Random stuff I want to elaborate on

25 February 2023

C-Style Opaque Structure and Rust FFI

by Aviv Goll

I finally got around to trying Rust in my day job. The first thing I needed was to make sure I know how anything I create can interract with our product (NN compiler). The API I wanted it to interract with, is a C-style API, which can be redeclared in rust pretty easily using the built-in standard FFI.

The challenge was with opaque structures that are forward-declared in the API and use double pointer handles for creation.
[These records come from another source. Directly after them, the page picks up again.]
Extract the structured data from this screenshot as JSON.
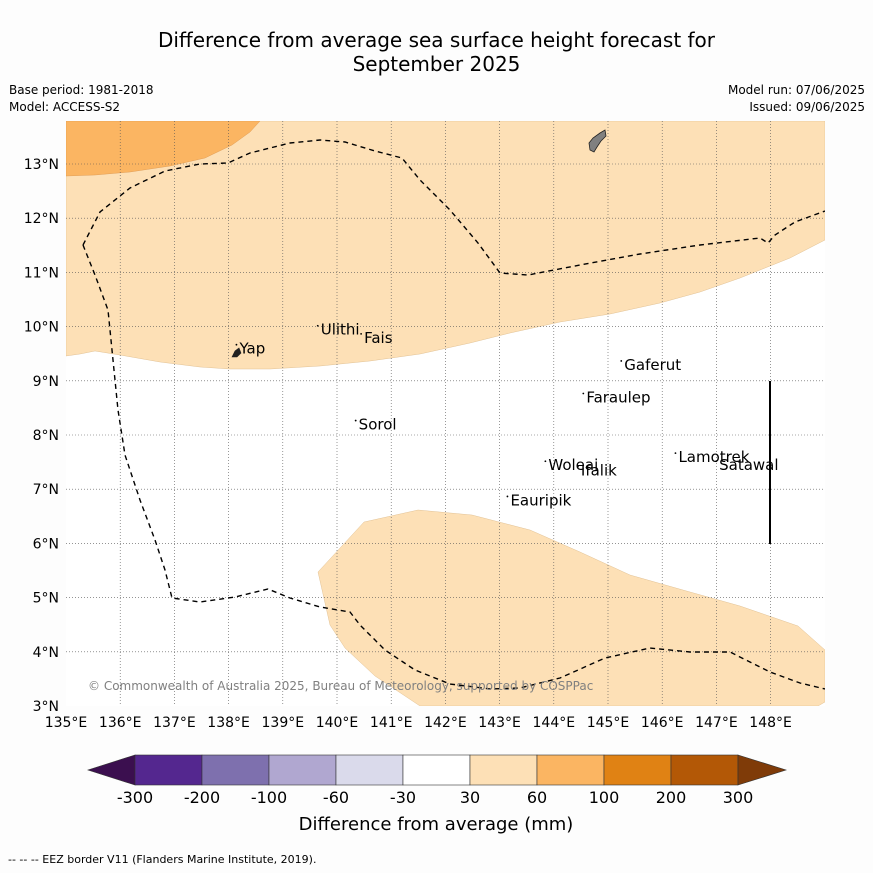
{
  "header": {
    "title_line1": "Difference from average sea surface height forecast for",
    "title_line2": "September 2025",
    "base_period": "Base period: 1981-2018",
    "model": "Model: ACCESS-S2",
    "model_run": "Model run: 07/06/2025",
    "issued": "Issued: 09/06/2025"
  },
  "map": {
    "lon_range": [
      135,
      149
    ],
    "lat_range": [
      3,
      13.8
    ],
    "lon_ticks": [
      "135°E",
      "136°E",
      "137°E",
      "138°E",
      "139°E",
      "140°E",
      "141°E",
      "142°E",
      "143°E",
      "144°E",
      "145°E",
      "146°E",
      "147°E",
      "148°E"
    ],
    "lat_ticks": [
      "3°N",
      "4°N",
      "5°N",
      "6°N",
      "7°N",
      "8°N",
      "9°N",
      "10°N",
      "11°N",
      "12°N",
      "13°N"
    ],
    "places": [
      {
        "name": "Yap",
        "lon": 138.2,
        "lat": 9.5
      },
      {
        "name": "Ulithi",
        "lon": 139.7,
        "lat": 9.85
      },
      {
        "name": "Fais",
        "lon": 140.5,
        "lat": 9.7
      },
      {
        "name": "Sorol",
        "lon": 140.4,
        "lat": 8.1
      },
      {
        "name": "Gaferut",
        "lon": 145.3,
        "lat": 9.2
      },
      {
        "name": "Faraulep",
        "lon": 144.6,
        "lat": 8.6
      },
      {
        "name": "Woleai",
        "lon": 143.9,
        "lat": 7.35
      },
      {
        "name": "Ifalik",
        "lon": 144.5,
        "lat": 7.25
      },
      {
        "name": "Lamotrek",
        "lon": 146.3,
        "lat": 7.5
      },
      {
        "name": "Satawal",
        "lon": 147.05,
        "lat": 7.35
      },
      {
        "name": "Eauripik",
        "lon": 143.2,
        "lat": 6.7
      }
    ],
    "copyright": "© Commonwealth of Australia 2025, Bureau of Meteorology, supported by COSPPac",
    "colors": {
      "light_orange": "#fde0b6",
      "mid_orange": "#fbb562",
      "land": "#808080"
    }
  },
  "colorbar": {
    "title": "Difference from average (mm)",
    "labels": [
      "-300",
      "-200",
      "-100",
      "-60",
      "-30",
      "30",
      "60",
      "100",
      "200",
      "300"
    ],
    "colors": [
      "#3b0f4f",
      "#54278f",
      "#7e70ae",
      "#b0a7d0",
      "#dadaeb",
      "#ffffff",
      "#fde0b6",
      "#fbb562",
      "#e08214",
      "#b35806",
      "#7f3b08"
    ]
  },
  "footnote": "--  --  -- EEZ border V11 (Flanders Marine Institute, 2019)."
}
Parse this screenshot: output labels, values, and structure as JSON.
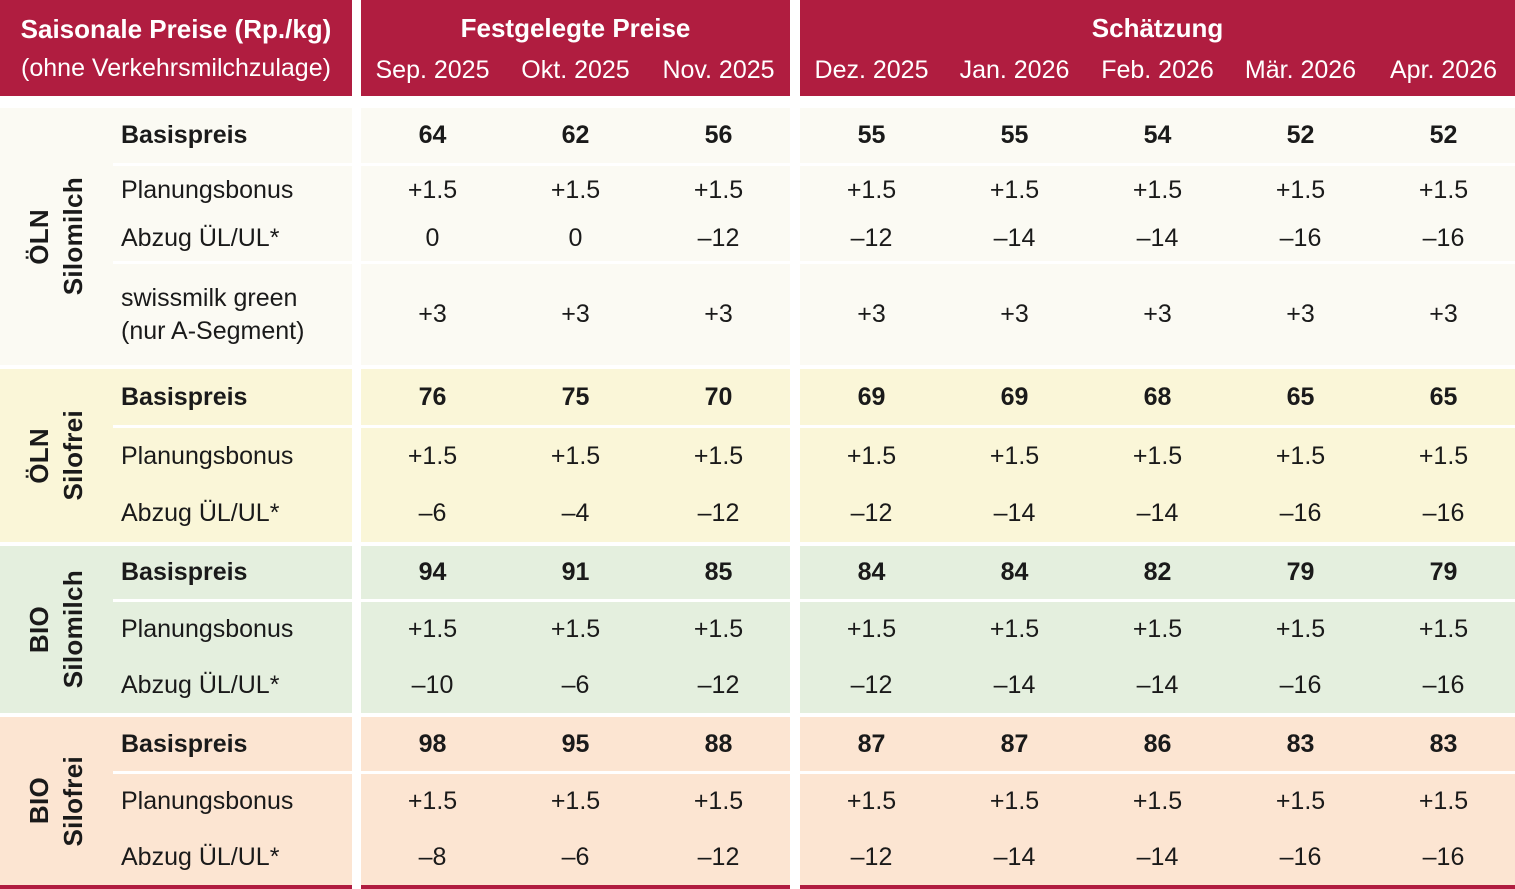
{
  "header": {
    "corner_title": "Saisonale Preise (Rp./kg)",
    "corner_subtitle": "(ohne Verkehrsmilchzulage)",
    "sections": [
      {
        "title": "Festgelegte Preise",
        "months": [
          "Sep. 2025",
          "Okt. 2025",
          "Nov. 2025"
        ]
      },
      {
        "title": "Schätzung",
        "months": [
          "Dez. 2025",
          "Jan. 2026",
          "Feb. 2026",
          "Mär. 2026",
          "Apr. 2026"
        ]
      }
    ]
  },
  "groups": [
    {
      "category": "ÖLN",
      "milk_type": "Silomilch",
      "bg": "#fbfaf3",
      "rows": [
        {
          "label": "Basispreis",
          "bold": true,
          "divider_after": true,
          "values": [
            "64",
            "62",
            "56",
            "55",
            "55",
            "54",
            "52",
            "52"
          ]
        },
        {
          "label": "Planungsbonus",
          "values": [
            "+1.5",
            "+1.5",
            "+1.5",
            "+1.5",
            "+1.5",
            "+1.5",
            "+1.5",
            "+1.5"
          ]
        },
        {
          "label": "Abzug ÜL/UL*",
          "divider_after": true,
          "values": [
            "0",
            "0",
            "–12",
            "–12",
            "–14",
            "–14",
            "–16",
            "–16"
          ]
        },
        {
          "label": "swissmilk green\n(nur A-Segment)",
          "values": [
            "+3",
            "+3",
            "+3",
            "+3",
            "+3",
            "+3",
            "+3",
            "+3"
          ]
        }
      ]
    },
    {
      "category": "ÖLN",
      "milk_type": "Silofrei",
      "bg": "#faf6d8",
      "rows": [
        {
          "label": "Basispreis",
          "bold": true,
          "divider_after": true,
          "values": [
            "76",
            "75",
            "70",
            "69",
            "69",
            "68",
            "65",
            "65"
          ]
        },
        {
          "label": "Planungsbonus",
          "values": [
            "+1.5",
            "+1.5",
            "+1.5",
            "+1.5",
            "+1.5",
            "+1.5",
            "+1.5",
            "+1.5"
          ]
        },
        {
          "label": "Abzug ÜL/UL*",
          "values": [
            "–6",
            "–4",
            "–12",
            "–12",
            "–14",
            "–14",
            "–16",
            "–16"
          ]
        }
      ]
    },
    {
      "category": "BIO",
      "milk_type": "Silomilch",
      "bg": "#e4efde",
      "rows": [
        {
          "label": "Basispreis",
          "bold": true,
          "divider_after": true,
          "values": [
            "94",
            "91",
            "85",
            "84",
            "84",
            "82",
            "79",
            "79"
          ]
        },
        {
          "label": "Planungsbonus",
          "values": [
            "+1.5",
            "+1.5",
            "+1.5",
            "+1.5",
            "+1.5",
            "+1.5",
            "+1.5",
            "+1.5"
          ]
        },
        {
          "label": "Abzug ÜL/UL*",
          "values": [
            "–10",
            "–6",
            "–12",
            "–12",
            "–14",
            "–14",
            "–16",
            "–16"
          ]
        }
      ]
    },
    {
      "category": "BIO",
      "milk_type": "Silofrei",
      "bg": "#fce5d2",
      "rows": [
        {
          "label": "Basispreis",
          "bold": true,
          "divider_after": true,
          "values": [
            "98",
            "95",
            "88",
            "87",
            "87",
            "86",
            "83",
            "83"
          ]
        },
        {
          "label": "Planungsbonus",
          "values": [
            "+1.5",
            "+1.5",
            "+1.5",
            "+1.5",
            "+1.5",
            "+1.5",
            "+1.5",
            "+1.5"
          ]
        },
        {
          "label": "Abzug ÜL/UL*",
          "values": [
            "–8",
            "–6",
            "–12",
            "–12",
            "–14",
            "–14",
            "–16",
            "–16"
          ]
        }
      ]
    }
  ],
  "colors": {
    "header_red": "#b01d40",
    "text": "#1a1a1a",
    "group_oeln_silomilch_bg": "#fbfaf3",
    "group_oeln_silofrei_bg": "#faf6d8",
    "group_bio_silomilch_bg": "#e4efde",
    "group_bio_silofrei_bg": "#fce5d2"
  }
}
This is a pretty common pattern in C-Style APIs, so I was surprised when I needed to look in several different places and apply some guess work on how to use it in Rust.
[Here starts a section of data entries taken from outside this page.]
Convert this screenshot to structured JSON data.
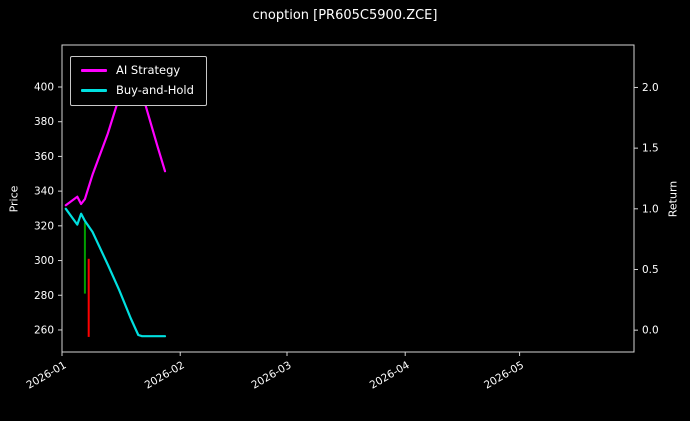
{
  "chart_data": {
    "type": "line",
    "title": "cnoption [PR605C5900.ZCE]",
    "ylabel_left": "Price",
    "ylabel_right": "Return",
    "background_color": "#000000",
    "grid": false,
    "x_start": "2026-01-01",
    "x_end": "2026-05-31",
    "x_ticks": [
      {
        "date": "2026-01-01",
        "label": "2026-01"
      },
      {
        "date": "2026-02-01",
        "label": "2026-02"
      },
      {
        "date": "2026-03-01",
        "label": "2026-03"
      },
      {
        "date": "2026-04-01",
        "label": "2026-04"
      },
      {
        "date": "2026-05-01",
        "label": "2026-05"
      }
    ],
    "left_axis": {
      "min": 247.3,
      "max": 424.2,
      "ticks": [
        {
          "v": 260,
          "label": "260"
        },
        {
          "v": 280,
          "label": "280"
        },
        {
          "v": 300,
          "label": "300"
        },
        {
          "v": 320,
          "label": "320"
        },
        {
          "v": 340,
          "label": "340"
        },
        {
          "v": 360,
          "label": "360"
        },
        {
          "v": 380,
          "label": "380"
        },
        {
          "v": 400,
          "label": "400"
        }
      ]
    },
    "right_axis": {
      "min": -0.18,
      "max": 2.35,
      "ticks": [
        {
          "v": 0.0,
          "label": "0.0"
        },
        {
          "v": 0.5,
          "label": "0.5"
        },
        {
          "v": 1.0,
          "label": "1.0"
        },
        {
          "v": 1.5,
          "label": "1.5"
        },
        {
          "v": 2.0,
          "label": "2.0"
        }
      ]
    },
    "series": [
      {
        "name": "AI Strategy",
        "color": "#ff00ff",
        "axis": "right",
        "points": [
          [
            "2026-01-02",
            1.03
          ],
          [
            "2026-01-05",
            1.1
          ],
          [
            "2026-01-06",
            1.04
          ],
          [
            "2026-01-07",
            1.08
          ],
          [
            "2026-01-09",
            1.28
          ],
          [
            "2026-01-13",
            1.62
          ],
          [
            "2026-01-16",
            1.92
          ],
          [
            "2026-01-19",
            2.1
          ],
          [
            "2026-01-20",
            2.13
          ],
          [
            "2026-01-22",
            1.95
          ],
          [
            "2026-01-26",
            1.52
          ],
          [
            "2026-01-28",
            1.31
          ]
        ]
      },
      {
        "name": "Buy-and-Hold",
        "color": "#00e0e0",
        "axis": "right",
        "points": [
          [
            "2026-01-02",
            1.0
          ],
          [
            "2026-01-05",
            0.87
          ],
          [
            "2026-01-06",
            0.96
          ],
          [
            "2026-01-07",
            0.9
          ],
          [
            "2026-01-09",
            0.81
          ],
          [
            "2026-01-13",
            0.54
          ],
          [
            "2026-01-16",
            0.33
          ],
          [
            "2026-01-19",
            0.1
          ],
          [
            "2026-01-21",
            -0.04
          ],
          [
            "2026-01-22",
            -0.05
          ],
          [
            "2026-01-28",
            -0.05
          ]
        ]
      }
    ],
    "candles": [
      {
        "date": "2026-01-07",
        "high": 322,
        "low": 281,
        "color": "#00a000",
        "direction": "up"
      },
      {
        "date": "2026-01-08",
        "high": 301,
        "low": 256,
        "color": "#ff0000",
        "direction": "down"
      }
    ],
    "legend": {
      "items": [
        {
          "label": "AI Strategy",
          "color": "#ff00ff"
        },
        {
          "label": "Buy-and-Hold",
          "color": "#00e0e0"
        }
      ]
    }
  }
}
All the examples in this post are available in github.

Suppose we have a C-API similar to:

// mylib.h
typedef enum {
    SUCCESS,
    FAIL
} status_t;

struct opaque_t;
typedef struct opaque_t* handle_t;

status_t mylib_create(handle_t* handle);
status_t mylib_destroy(handle_t handle);
status_t mylib_set(handle_t handle, int value);
status_t mylib_dump(handle_t handle);

The implementation doesn’t really matter, but in the full example, it does some malloc, free, managing an integer field and dumps stuff.

The first difficulty is how to define this opaque handle_t pointer. The Rustonomicon specify to define it like this:

#[repr(C)]
struct CMyLib {
    _f: [u8; 0],
    _m: core::marker::PhantomData<(*mut u8, core::marker::PhantomPinned)>,
}

Which I wanted to create a little more idiomatically, so I added:

type MyLibHandle = *mut CMyLib;
impl CMyLib {
    fn handle() -> MyLibHandle {
        std::ptr::null_mut()
    }
}

So now that I had my opaque struct pointer, I could add the declarations:

#[derive(Debug)]
#[repr(C)]
enum Status {
    Success,
    Failure,
}

#[link(name = "mylib")]
extern "C" {
    fn mylib_create(handle_ptr: *mut MyLibHandle) -> Status;
    fn mylib_destroy(handle: MyLibHandle) -> Status;
    fn mylib_set(handle: MyLibHandle, value: i32) -> Status;
    fn mylib_dump(handle: MyLibHandle) -> Status;
}

Followed by a Rust-style struct to wrap this object in “safe” code:

pub struct MyLib {
    handle: MyLibHandle,
}

When it came to the double pointer in mylib_create, I didn’t find any text-book solution. I used some guess-work and deduction from various posts and ended up with:

impl MyLib {
    pub fn create() -> Result<Self, String> {   // String used for brevity
        let mut handle = CMyLib::handle();
        match unsafe { mylib_create(std::ptr::addr_of_mut!(handle)) } {
            Status::Success => Ok(Self { handle }),
            err_code => Err(format!("Failed to create MyLib. Error: {err_code:?}")),
        }
    }
    ...

This will create a null handle using CMyLib::handle() and then pass the address of the newly created pointer to mylib_create. This is exactly what a C/C++ code that use this API has to do.

TBH, I’m not a huge fan of this result, since I wanted a MyLib::new(), but that usually does not fail. I could panic! if the creation fail inside a ‘new()’, but it seems somehow conflicting with the option to return FAIL from the C-style creator. Having a new() return Result is also technically possible, but since it defies the convention, I decided to emphasize the difference by using a different name for the ‘constructor’.

To finish off this description, I should mention the other half of the “safe” code - the Drop:

impl Drop for MyLib {
    fn drop(&mut self) {
        let Status::Success = (unsafe { mylib_destroy(self.handle) })
        else {
            panic!("Something went wrong");
        };
    }
}

which make sure that every created handle gets destroyed. This time, there is no alternative return value option, so in case of failure, panic!ing it is.

Updates

2023-02-26:

u/frxstrem and u/CocktailPerson enlightened me to the need to add PhantomData and suggested that the repr(C) structs should not be public. Many thanks!